Debacle #2 is the beloved and expensive bath tub.   Oh my lessons are sometimes hard to learn.  Here I was indulging in a bit of decadence when, as a lifestyle choice, I don't even believe in decadence.  But nevertheless I scrimped on the floors and cabinets and fixtures and everything else to provide myself with a beautiful bathtub with a TV on the wall to watch.  Never mind that I don't even watch TV now and I'm not even sure once this waterproof TV arrives that I'm even going to hook it up.   But back to the bathtub.   Caveat:  Maybe you shouldn't order a bathtub online.  Not that I didn't get great service, personal phone calls from the company, and arrival right on time (are you listening 5 Star Countertop Making guys?).  And the bathtub is beautiful.  Looks EXACTLY like the pictures.   Fits EXACTLY into the space we left for it.

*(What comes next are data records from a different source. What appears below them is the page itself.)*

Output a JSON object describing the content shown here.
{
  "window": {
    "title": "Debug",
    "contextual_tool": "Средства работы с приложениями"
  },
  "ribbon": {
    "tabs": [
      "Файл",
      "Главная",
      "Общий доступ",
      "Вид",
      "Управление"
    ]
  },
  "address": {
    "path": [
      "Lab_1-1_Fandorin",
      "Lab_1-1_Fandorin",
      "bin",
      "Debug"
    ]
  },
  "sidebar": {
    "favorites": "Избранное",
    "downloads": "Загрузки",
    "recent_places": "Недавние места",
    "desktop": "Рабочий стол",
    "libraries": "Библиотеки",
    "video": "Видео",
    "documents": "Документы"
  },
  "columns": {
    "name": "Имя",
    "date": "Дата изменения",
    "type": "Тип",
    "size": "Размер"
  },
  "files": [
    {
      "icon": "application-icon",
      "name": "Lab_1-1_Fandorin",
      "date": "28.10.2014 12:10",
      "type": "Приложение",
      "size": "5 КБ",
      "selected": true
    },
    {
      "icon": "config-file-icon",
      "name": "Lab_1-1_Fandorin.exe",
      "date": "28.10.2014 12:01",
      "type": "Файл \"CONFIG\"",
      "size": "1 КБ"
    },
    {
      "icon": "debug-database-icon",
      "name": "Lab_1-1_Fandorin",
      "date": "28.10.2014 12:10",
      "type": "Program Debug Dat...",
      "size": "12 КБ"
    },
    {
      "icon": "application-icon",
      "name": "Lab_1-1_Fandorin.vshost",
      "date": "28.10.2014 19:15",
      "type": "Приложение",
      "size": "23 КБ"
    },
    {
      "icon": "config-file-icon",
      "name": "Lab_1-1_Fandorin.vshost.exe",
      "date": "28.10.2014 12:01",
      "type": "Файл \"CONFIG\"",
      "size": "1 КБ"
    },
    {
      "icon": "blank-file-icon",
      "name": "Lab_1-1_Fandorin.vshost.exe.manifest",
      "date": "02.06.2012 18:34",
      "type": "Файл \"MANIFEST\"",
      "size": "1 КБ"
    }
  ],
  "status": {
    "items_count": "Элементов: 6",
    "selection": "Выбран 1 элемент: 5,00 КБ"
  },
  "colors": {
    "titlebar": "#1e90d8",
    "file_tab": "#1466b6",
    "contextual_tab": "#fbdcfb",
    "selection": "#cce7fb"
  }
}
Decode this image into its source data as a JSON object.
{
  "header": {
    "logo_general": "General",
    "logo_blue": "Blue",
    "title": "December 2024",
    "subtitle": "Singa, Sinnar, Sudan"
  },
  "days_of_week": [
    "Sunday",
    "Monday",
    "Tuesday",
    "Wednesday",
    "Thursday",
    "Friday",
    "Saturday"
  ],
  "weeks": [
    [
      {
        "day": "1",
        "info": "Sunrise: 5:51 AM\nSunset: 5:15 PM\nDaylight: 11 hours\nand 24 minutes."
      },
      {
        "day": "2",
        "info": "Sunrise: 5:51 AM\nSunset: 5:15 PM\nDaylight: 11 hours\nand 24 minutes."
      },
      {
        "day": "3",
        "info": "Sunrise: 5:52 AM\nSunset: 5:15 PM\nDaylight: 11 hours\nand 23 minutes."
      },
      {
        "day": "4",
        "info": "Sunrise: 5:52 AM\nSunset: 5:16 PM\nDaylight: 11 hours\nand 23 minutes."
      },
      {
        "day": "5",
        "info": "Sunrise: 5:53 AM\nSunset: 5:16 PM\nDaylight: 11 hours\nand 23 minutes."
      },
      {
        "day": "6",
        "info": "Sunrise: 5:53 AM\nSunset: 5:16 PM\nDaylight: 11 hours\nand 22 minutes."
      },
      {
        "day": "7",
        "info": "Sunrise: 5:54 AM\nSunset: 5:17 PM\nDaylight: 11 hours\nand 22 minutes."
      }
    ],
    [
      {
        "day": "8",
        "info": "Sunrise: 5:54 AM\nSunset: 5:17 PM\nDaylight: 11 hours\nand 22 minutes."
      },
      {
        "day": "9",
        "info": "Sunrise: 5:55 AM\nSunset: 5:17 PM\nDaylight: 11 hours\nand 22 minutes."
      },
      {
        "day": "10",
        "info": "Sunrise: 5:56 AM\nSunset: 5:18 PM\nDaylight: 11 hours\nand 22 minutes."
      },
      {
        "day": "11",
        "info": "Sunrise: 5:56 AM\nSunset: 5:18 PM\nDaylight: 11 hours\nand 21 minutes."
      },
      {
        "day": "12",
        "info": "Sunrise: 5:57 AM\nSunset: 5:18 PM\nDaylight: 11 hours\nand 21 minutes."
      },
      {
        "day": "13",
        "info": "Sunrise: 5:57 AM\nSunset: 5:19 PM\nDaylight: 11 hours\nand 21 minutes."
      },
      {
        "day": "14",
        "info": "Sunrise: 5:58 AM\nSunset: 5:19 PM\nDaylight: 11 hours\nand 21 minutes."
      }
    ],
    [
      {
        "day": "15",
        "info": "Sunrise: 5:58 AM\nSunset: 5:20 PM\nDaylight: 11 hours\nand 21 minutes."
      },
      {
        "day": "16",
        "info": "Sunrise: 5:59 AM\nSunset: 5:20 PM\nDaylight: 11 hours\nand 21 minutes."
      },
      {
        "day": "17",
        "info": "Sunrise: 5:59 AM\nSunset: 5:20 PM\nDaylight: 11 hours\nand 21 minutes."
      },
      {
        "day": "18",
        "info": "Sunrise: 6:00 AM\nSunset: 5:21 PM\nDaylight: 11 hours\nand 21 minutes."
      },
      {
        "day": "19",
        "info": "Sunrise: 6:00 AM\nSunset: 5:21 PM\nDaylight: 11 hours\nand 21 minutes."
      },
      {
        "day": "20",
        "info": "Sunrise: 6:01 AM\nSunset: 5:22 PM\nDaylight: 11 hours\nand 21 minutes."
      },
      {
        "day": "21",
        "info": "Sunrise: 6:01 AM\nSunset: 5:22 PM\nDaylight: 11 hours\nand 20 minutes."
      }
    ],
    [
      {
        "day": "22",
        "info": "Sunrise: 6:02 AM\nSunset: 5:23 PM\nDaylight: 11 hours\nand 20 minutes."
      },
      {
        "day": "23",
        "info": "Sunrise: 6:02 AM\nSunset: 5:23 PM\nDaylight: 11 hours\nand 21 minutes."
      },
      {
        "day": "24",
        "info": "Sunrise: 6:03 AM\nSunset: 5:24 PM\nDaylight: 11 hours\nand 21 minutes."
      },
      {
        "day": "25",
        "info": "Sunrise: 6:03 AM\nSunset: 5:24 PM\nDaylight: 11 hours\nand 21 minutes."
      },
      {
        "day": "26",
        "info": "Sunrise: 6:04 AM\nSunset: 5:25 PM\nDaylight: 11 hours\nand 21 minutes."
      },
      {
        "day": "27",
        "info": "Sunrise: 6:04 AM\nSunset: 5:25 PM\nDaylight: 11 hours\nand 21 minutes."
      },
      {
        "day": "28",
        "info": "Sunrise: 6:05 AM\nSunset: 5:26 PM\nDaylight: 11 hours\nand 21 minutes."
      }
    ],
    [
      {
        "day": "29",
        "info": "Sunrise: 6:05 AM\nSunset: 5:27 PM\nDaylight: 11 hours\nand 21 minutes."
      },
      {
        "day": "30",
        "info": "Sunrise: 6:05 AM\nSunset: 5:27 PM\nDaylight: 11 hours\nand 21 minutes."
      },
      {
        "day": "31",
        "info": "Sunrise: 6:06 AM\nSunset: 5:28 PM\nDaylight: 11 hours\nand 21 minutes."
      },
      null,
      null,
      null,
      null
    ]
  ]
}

So the second day in the house I was DETERMINED to take a bath.  Never mind that the new well was still spitting out bits of dirt.  Heck, I'd swam in a lake before.  How could this be different?   What I had not counted on was how deep the tub was, and how much the fancy schmancy faucet they had sent actually encroached on the tub space itself.  And the tankless hot water heater was just revving up and didn't like the grit in the water so was not producing the amount of water needed.  I will spare you the sordid details, but let's just say I found myself in my birthday suit, submerged in a tub (and submerged is optimistic because there was, at best 3 inches of water) that was cooling off rapidly,  very very slippery, very very deep, and the faucet made it impossible for me to get my weight distributed so that my arms, which are actually very muscular could lift my dead weight out of the tub.  I was pretty much stuck in a slippery death trap with no way out.  If the image of "I've fallen and I can't get up" is springing to your mind, I can't argue with that.  So, with an enormous amount of mental energy spent flowing between becoming hysterical with panic and laughing uproariously at the predicament, I eventually arrived on the rug outside the tub, very thankful to not be injured.  Not exactly the halcyon bath experience I had been hoping for.   I dried myself off, renamed the tub "El Diablo" and vowed not to darken it's murky depths ever again or at least until I solved the problem.   The next time Duncan the Builder came over I brought up the situation (I did NOT regale him with a re-enactment).   We have decided that this is a multi-step process.   1.  Get rid of the damn faucet that takes up too much room.   Never mind that it is non-returnable and cost nearly $200.  Get a basic kitchen faucet with a spout that will pivot out of the way.  2.  Get the tape for the bottom of the tub that provides traction.  Might put it on the rim of the tub as well.  I'm an old lady.  I get these services without being disparaged!  3.  Consider putting the tub on a platform to raise it up a bit which will allow me to actually see out the windows that I insisted on having so that I could see out the windows.  As it is, when I'm in there, I can only see sky.  Which is probably a good place to be looking for one's last vision of life on earth.   


So for the time being. .  .no more baths in El Diablo.  But he's nice to look at.   Notice how now that the tub is evil, it has become a man.   That is so wrong.


The good news is that I love my shower.  I have not liked any shower facility I have had in the last 5 houses.  Now I have a nice big, friendly, full of light, room to dry off, warm, lovely shower.  SHE is lovely and will keep me clean until the bathtub recovers from his sex-change operation.


So. . . . island counter. . . bathtub.    It's their fault that you're not getting pictures.    It's 10 after 9,  I think I'll get out of bed!